The reality is, Azerbaijan spends its energy resources not for the “common good” but for “common evil” and the illusory self-confidence of Azerbaijan, strengthened by increased military expenditure, may in fact turn Azerbaijan into another “Georgia” in the region.
In this case, Azerbaijan falls short of becoming “a key partner for Europe”, not only because of its incompatibility of values to that European democratic values system (the EU has qualified all elections of Azerbaijan as authoritarian while the NKR elections were reported as democratic and the recent parliamentary elections of Armenia as a significant step towards democratic development) but also it may turn into a danger for the security system of Europe by its war rhetoric and militant posture.

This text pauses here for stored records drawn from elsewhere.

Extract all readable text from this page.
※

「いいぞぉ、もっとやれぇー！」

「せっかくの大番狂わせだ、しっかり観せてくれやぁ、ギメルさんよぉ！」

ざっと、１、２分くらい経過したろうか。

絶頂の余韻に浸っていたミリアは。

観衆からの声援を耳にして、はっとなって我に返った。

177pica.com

It is no secret that in nowadays intertwined world, any war in any part of the globe may overshadow the security systems of many countries. The possible war in South Caucasus will shatter the Euro-Atlantic strategy of energy diversification.
It is worthwhile mentioning that Baku-Tbilisi-Ceyhan and Baku-Supsa pipelines were blocked during the Russian-Georgian August war.
From this perspective, the Martakert region of Nagorno-Karabakh is aroud 50 km away from the BTC pipeline, and in the case of a possible confrontation, this line could become vulnerable as well.
The international community should act decisively: remaining idle will not prevent the conflict from escalation and adequate measures are to be taken in order to hamper the aggressive stance of Baku.
To this end, Azerbaijan should be forced to sign an agreement on non-use of force.
Now that the elections are over in Armenia, public attention has turned largely from inner problems to external issues. The recent Azerbaijani sabotage attacks have put the society on high alert which could explode any minute.
Vahan Dilanyan is an analyst of political and security issues. He is serving as the Chairman of the Political Developments Research Center NGO, Yerevan, Armenia.